Greetings From Huanchaco by Ben Laycock
Ok, so we left Lima on a high note, but our arduous journey was not quite over. We had set off some months ago, you may recall, from the Atlantic coast of Brazil, and our quest would not be complete until we had dipped our toes in the greatest ocean of them, the one that laps at the shores of our native land: The Pacific, to be specific. We must endure just one more overnight bus trip.
Luckily for us, Peru is equipped with the very latest in luxury bus travel, The Sleeping Bus: A soft pillow and comfy bed and we all wake up the next morning as fresh as a daisy in Trujillo, just a stones throw from the seaside resort of Huanchaco, where we throw ourselves into the broiling surf with gay abandon, amid much ululating and haleluleyas and weeping tears of joy, etc, etc. We write messages to our loved ones on the other side of that mighty ocean, stuff them in a bottle and throw them out to sea, knowing that one day it will surely reach the shores of our native land on the other side of the world.

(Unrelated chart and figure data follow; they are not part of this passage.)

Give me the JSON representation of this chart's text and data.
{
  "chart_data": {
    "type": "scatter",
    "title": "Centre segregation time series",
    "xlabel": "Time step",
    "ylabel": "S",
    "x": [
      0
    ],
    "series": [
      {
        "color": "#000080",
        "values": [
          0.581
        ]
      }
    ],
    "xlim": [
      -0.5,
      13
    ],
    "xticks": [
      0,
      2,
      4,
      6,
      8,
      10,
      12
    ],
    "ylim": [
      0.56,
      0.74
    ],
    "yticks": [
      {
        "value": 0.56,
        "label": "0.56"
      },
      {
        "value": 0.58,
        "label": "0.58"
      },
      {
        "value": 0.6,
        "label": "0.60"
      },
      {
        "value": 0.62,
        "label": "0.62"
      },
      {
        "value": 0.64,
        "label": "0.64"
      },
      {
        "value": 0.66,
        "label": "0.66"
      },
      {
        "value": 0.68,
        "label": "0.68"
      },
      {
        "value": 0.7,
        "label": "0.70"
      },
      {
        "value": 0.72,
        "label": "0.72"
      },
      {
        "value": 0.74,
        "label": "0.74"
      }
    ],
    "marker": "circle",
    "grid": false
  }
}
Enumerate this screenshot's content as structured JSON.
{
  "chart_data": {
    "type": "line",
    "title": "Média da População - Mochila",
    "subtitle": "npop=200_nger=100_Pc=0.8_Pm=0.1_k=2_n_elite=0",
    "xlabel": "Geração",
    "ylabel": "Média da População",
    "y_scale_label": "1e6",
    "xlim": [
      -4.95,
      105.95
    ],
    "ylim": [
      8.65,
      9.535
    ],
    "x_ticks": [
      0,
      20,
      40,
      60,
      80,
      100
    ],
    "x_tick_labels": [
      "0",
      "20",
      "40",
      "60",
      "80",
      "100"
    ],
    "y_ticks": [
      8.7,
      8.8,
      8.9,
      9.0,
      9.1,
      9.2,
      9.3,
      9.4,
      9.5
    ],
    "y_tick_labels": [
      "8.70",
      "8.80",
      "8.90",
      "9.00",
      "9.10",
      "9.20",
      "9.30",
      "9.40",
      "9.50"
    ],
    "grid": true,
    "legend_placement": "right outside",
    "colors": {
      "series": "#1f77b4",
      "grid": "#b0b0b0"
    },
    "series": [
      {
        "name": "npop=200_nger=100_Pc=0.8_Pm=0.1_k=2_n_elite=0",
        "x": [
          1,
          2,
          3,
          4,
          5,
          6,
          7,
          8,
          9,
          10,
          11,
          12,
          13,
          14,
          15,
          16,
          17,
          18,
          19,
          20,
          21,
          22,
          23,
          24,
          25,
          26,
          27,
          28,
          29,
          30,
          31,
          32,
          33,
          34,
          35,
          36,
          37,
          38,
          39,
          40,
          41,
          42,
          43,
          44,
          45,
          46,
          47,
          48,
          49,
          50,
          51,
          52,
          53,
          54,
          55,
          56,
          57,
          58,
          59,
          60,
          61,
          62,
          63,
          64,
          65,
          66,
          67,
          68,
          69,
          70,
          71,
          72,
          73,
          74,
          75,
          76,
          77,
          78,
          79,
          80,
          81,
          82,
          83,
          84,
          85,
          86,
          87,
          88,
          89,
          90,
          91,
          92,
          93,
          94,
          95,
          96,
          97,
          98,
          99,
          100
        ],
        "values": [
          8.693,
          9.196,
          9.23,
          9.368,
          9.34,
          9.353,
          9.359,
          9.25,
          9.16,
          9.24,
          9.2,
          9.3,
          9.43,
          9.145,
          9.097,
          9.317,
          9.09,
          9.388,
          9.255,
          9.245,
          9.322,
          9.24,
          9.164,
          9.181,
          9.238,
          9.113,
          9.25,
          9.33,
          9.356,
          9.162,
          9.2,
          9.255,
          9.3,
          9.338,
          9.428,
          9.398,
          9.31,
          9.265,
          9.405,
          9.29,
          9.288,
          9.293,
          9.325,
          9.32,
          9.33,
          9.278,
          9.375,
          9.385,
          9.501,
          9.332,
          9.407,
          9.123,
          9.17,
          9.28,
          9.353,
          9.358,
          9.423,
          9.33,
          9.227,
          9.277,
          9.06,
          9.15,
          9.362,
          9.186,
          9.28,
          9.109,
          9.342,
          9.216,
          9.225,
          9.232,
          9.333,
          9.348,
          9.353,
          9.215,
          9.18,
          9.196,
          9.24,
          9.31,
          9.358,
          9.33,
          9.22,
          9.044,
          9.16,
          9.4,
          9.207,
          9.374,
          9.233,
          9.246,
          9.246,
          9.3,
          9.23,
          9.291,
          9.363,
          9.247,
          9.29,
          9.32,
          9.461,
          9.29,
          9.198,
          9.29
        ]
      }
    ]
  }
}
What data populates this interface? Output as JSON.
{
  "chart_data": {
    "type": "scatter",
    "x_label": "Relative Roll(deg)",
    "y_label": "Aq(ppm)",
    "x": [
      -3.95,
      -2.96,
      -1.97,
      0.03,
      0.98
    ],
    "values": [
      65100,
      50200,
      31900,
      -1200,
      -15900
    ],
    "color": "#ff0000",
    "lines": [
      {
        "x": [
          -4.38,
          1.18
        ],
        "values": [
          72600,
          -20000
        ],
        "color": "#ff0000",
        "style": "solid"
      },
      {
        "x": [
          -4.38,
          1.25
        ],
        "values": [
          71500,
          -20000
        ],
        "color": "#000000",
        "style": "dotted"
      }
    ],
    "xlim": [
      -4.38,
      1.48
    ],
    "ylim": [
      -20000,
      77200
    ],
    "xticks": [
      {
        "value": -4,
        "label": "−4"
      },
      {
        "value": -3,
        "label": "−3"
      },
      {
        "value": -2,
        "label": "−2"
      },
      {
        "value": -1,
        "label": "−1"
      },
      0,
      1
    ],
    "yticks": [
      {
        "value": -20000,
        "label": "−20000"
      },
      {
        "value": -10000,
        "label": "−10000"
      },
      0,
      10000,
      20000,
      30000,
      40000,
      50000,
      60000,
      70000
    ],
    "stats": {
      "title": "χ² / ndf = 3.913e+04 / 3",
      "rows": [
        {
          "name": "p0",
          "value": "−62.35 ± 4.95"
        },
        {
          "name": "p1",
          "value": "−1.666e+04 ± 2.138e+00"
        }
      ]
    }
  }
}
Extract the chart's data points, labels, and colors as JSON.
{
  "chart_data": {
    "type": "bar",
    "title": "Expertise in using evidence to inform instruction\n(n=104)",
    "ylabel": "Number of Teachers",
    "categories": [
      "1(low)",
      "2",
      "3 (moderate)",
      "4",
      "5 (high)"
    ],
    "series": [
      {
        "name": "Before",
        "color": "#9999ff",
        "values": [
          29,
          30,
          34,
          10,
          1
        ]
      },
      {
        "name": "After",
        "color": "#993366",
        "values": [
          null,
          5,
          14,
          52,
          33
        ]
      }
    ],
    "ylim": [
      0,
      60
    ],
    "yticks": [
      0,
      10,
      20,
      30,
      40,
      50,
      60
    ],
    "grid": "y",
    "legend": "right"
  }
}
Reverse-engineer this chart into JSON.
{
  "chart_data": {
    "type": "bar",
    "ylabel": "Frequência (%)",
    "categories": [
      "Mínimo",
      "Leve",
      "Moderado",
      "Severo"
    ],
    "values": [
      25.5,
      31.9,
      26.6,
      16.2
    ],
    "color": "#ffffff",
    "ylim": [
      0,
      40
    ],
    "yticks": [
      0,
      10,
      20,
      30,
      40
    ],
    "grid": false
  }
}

You see, as fate would have it, Peru and Australia are inextricably linked via that most notorious and mysterious weather pattern known colloquially as ‘El Niño’ (pronounced Ninyo) –The Boy Child. This is how it goes: Most of the time the current in the southern Pacific travels in an anti-clockwise direction. This is called La Niña, the girl child. As the current touches the equator it warms up, so by the time it comes down the east coast of Australia it is good and warm, bringing lots of lovely rain and the odd flood or two, maybe the occasional cyclone. As it continues on its merry way, by and by, it touches upon the Southern Ocean and becomes rather cold, so as it makes its way up the west coast of South America it has the exact opposite effect as it does in Oz. It brings seals to the Galapagos Islands and it brings drought to the land, endless drought, creating the Atacama Desert, the driest place on earth. Many huts around Trujillo have no roofs to speak of, just bamboo slats for shade. We met 7-year-old children who had never seen rain. We visited elaborate palaces made entirely of mud, that had stood for a thousand years, still decorated with intricate patterns. But every now and then, for some inexplicable reason that no one can explain, the pattern reverses. The current begins to travel in a clockwise direction, bringing warm equatorial water and devastating floods to Peru, and cold water to the east coast of Australia, and with that cold water comes the droughts we have come to know and dread. Through the study of ice core samples in The Peruvian Andes and sedimentary deposits in Australia it has been established that this erratic oscillation has been going on for eons. When we get drought, they get floods. When we get floods, they get drought, and so it goes on ad infinitum.